Are you sure you want to continue connecting (yes/no)? yes
/usr/bin/ssh-copy-id: INFO: attempting to log in with the new key(s), to filter out any that are already installed
/usr/bin/ssh-copy-id: INFO: 1 key(s) remain to be installed -- if you are prompted now it is to install the new keys
root@node2's password:
Number of key(s) added: 1
Now try logging into the machine, with: "ssh 'root@node2'"
and check to make sure that only the key(s) you wanted were added.
[root@node1 .ssh]# ssh-copy-id -i id_rsa.pub root@node3
The authenticity of host 'node3 (192.168.100.13)' can't be established.
ECDSA key fingerprint is e1:6c:f3:7f:be:79:dc:87:15:97:51:4d:e5:b4:56:78.
Are you sure you want to continue connecting (yes/no)? yes
/usr/bin/ssh-copy-id: INFO: attempting to log in with the new key(s), to filter out any that are already installed
/usr/bin/ssh-copy-id: INFO: 1 key(s) remain to be installed -- if you are prompted now it is to install the new keys
root@node3's password:
Number of key(s) added: 1
Now try logging into the machine, with: "ssh 'root@node3'"
and check to make sure that only the key(s) you wanted were added.
node2節點:
[root@node2 .ssh]# ssh-copy-id -i id_rsa.pub root@node1
The authenticity of host 'node1 (192.168.100.11)' can't be established.
ECDSA key fingerprint is e1:6c:f3:7f:be:79:dc:87:15:97:51:4d:e5:b4:56:78.
Are you sure you want to continue connecting (yes/no)? yes
/usr/bin/ssh-copy-id: INFO: attempting to log in with the new key(s), to filter out any that are already installed
/usr/bin/ssh-copy-id: INFO: 1 key(s) remain to be installed -- if you are prompted now it is to install the new keys
root@node1's password:
Number of key(s) added: 1
Now try logging into the machine, with: "ssh 'root@node1'"
and check to make sure that only the key(s) you wanted were added.
[root@node2 .ssh]# ssh-copy-id -i id_rsa.pub root@node2
The authenticity of host 'node2 (192.168.100.12)' can't be established.
ECDSA key fingerprint is e1:6c:f3:7f:be:79:dc:87:15:97:51:4d:e5:b4:56:78.

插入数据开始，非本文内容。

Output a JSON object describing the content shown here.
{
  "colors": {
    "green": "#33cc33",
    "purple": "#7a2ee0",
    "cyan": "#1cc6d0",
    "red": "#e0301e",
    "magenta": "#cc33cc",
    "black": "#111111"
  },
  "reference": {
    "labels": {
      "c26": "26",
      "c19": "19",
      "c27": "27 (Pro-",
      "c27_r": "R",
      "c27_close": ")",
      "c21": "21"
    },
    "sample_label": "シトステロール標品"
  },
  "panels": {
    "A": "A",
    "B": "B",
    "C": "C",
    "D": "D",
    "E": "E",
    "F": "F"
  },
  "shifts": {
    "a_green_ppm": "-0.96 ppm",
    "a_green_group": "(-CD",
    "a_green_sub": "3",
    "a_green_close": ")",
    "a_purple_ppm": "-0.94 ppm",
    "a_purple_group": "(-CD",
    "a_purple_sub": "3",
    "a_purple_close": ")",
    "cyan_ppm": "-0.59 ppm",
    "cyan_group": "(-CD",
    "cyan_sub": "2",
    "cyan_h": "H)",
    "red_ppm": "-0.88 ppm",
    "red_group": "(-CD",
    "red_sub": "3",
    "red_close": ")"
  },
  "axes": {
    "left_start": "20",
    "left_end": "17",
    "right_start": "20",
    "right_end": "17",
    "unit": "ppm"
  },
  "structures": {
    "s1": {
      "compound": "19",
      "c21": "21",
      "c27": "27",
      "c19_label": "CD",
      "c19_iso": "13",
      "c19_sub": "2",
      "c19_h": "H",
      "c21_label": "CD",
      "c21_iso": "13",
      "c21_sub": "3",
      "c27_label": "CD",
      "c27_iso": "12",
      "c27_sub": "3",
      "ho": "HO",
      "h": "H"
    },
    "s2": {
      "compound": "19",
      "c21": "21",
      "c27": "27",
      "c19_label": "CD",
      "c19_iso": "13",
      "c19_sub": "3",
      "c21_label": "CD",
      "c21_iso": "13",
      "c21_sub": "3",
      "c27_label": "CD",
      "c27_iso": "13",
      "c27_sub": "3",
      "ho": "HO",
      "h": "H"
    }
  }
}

Are you sure you want to continue connecting (yes/no)? yes
/usr/bin/ssh-copy-id: INFO: attempting to log in with the new key(s), to filter out any that are already installed
/usr/bin/ssh-copy-id: INFO: 1 key(s) remain to be installed -- if you are prompted now it is to install the new keys
root@node2's password:
Number of key(s) added: 1
Now try logging into the machine, with: "ssh 'root@node2'"
and check to make sure that only the key(s) you wanted were added.

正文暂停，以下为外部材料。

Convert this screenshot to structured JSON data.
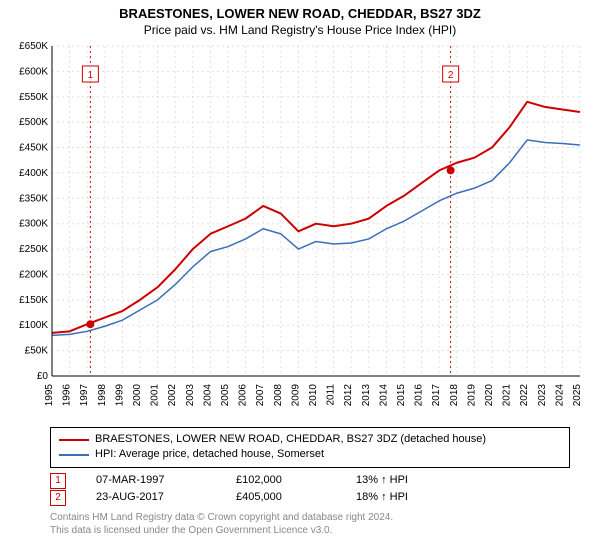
{
  "title": {
    "line1": "BRAESTONES, LOWER NEW ROAD, CHEDDAR, BS27 3DZ",
    "line2": "Price paid vs. HM Land Registry's House Price Index (HPI)"
  },
  "chart": {
    "type": "line",
    "xlim": [
      1995,
      2025
    ],
    "ylim": [
      0,
      650000
    ],
    "ytick_step": 50000,
    "ytick_prefix": "£",
    "ytick_suffix": "K",
    "xtick_step": 1,
    "background_color": "#ffffff",
    "grid_color": "#e0e0e0",
    "grid_dash": "2,3",
    "axis_color": "#000000",
    "label_fontsize": 10,
    "series": [
      {
        "name": "BRAESTONES, LOWER NEW ROAD, CHEDDAR, BS27 3DZ (detached house)",
        "color": "#cc0000",
        "width": 2,
        "points": [
          [
            1995,
            85000
          ],
          [
            1996,
            88000
          ],
          [
            1997,
            102000
          ],
          [
            1998,
            115000
          ],
          [
            1999,
            128000
          ],
          [
            2000,
            150000
          ],
          [
            2001,
            175000
          ],
          [
            2002,
            210000
          ],
          [
            2003,
            250000
          ],
          [
            2004,
            280000
          ],
          [
            2005,
            295000
          ],
          [
            2006,
            310000
          ],
          [
            2007,
            335000
          ],
          [
            2008,
            320000
          ],
          [
            2009,
            285000
          ],
          [
            2010,
            300000
          ],
          [
            2011,
            295000
          ],
          [
            2012,
            300000
          ],
          [
            2013,
            310000
          ],
          [
            2014,
            335000
          ],
          [
            2015,
            355000
          ],
          [
            2016,
            380000
          ],
          [
            2017,
            405000
          ],
          [
            2018,
            420000
          ],
          [
            2019,
            430000
          ],
          [
            2020,
            450000
          ],
          [
            2021,
            490000
          ],
          [
            2022,
            540000
          ],
          [
            2023,
            530000
          ],
          [
            2024,
            525000
          ],
          [
            2025,
            520000
          ]
        ]
      },
      {
        "name": "HPI: Average price, detached house, Somerset",
        "color": "#3a6fb7",
        "width": 1.5,
        "points": [
          [
            1995,
            80000
          ],
          [
            1996,
            82000
          ],
          [
            1997,
            88000
          ],
          [
            1998,
            98000
          ],
          [
            1999,
            110000
          ],
          [
            2000,
            130000
          ],
          [
            2001,
            150000
          ],
          [
            2002,
            180000
          ],
          [
            2003,
            215000
          ],
          [
            2004,
            245000
          ],
          [
            2005,
            255000
          ],
          [
            2006,
            270000
          ],
          [
            2007,
            290000
          ],
          [
            2008,
            280000
          ],
          [
            2009,
            250000
          ],
          [
            2010,
            265000
          ],
          [
            2011,
            260000
          ],
          [
            2012,
            262000
          ],
          [
            2013,
            270000
          ],
          [
            2014,
            290000
          ],
          [
            2015,
            305000
          ],
          [
            2016,
            325000
          ],
          [
            2017,
            345000
          ],
          [
            2018,
            360000
          ],
          [
            2019,
            370000
          ],
          [
            2020,
            385000
          ],
          [
            2021,
            420000
          ],
          [
            2022,
            465000
          ],
          [
            2023,
            460000
          ],
          [
            2024,
            458000
          ],
          [
            2025,
            455000
          ]
        ]
      }
    ],
    "sale_markers": [
      {
        "n": "1",
        "x": 1997.18,
        "y": 102000,
        "color": "#cc0000"
      },
      {
        "n": "2",
        "x": 2017.65,
        "y": 405000,
        "color": "#cc0000"
      }
    ],
    "sale_vline_color": "#cc0000",
    "sale_vline_dash": "2,3"
  },
  "legend": {
    "border_color": "#000000",
    "items": [
      {
        "color": "#cc0000",
        "label": "BRAESTONES, LOWER NEW ROAD, CHEDDAR, BS27 3DZ (detached house)"
      },
      {
        "color": "#3a6fb7",
        "label": "HPI: Average price, detached house, Somerset"
      }
    ]
  },
  "sales": [
    {
      "n": "1",
      "date": "07-MAR-1997",
      "price": "£102,000",
      "delta": "13% ↑ HPI",
      "color": "#cc0000"
    },
    {
      "n": "2",
      "date": "23-AUG-2017",
      "price": "£405,000",
      "delta": "18% ↑ HPI",
      "color": "#cc0000"
    }
  ],
  "footnote": {
    "line1": "Contains HM Land Registry data © Crown copyright and database right 2024.",
    "line2": "This data is licensed under the Open Government Licence v3.0."
  }
}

[root@node2 .ssh]# ssh-copy-id -i id_rsa.pub root@node3
The authenticity of host 'node3 (192.168.100.13)' can't be established.

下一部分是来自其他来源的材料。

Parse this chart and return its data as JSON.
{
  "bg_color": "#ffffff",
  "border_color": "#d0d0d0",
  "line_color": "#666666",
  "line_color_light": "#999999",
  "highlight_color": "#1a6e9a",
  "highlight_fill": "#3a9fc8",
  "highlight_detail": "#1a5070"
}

ECDSA key fingerprint is e1:6c:f3:7f:be:79:dc:87:15:97:51:4d:e5:b4:56:78.
Are you sure you want to continue connecting (yes/no)? yes
/usr/bin/ssh-copy-id: INFO: attempting to log in with the new key(s), to filter out any that are already installed
/usr/bin/ssh-copy-id: INFO: 1 key(s) remain to be installed -- if you are prompted now it is to install the new keys
root@node3's password:
Number of key(s) added: 1
Now try logging into the machine, with: "ssh 'root@node3'"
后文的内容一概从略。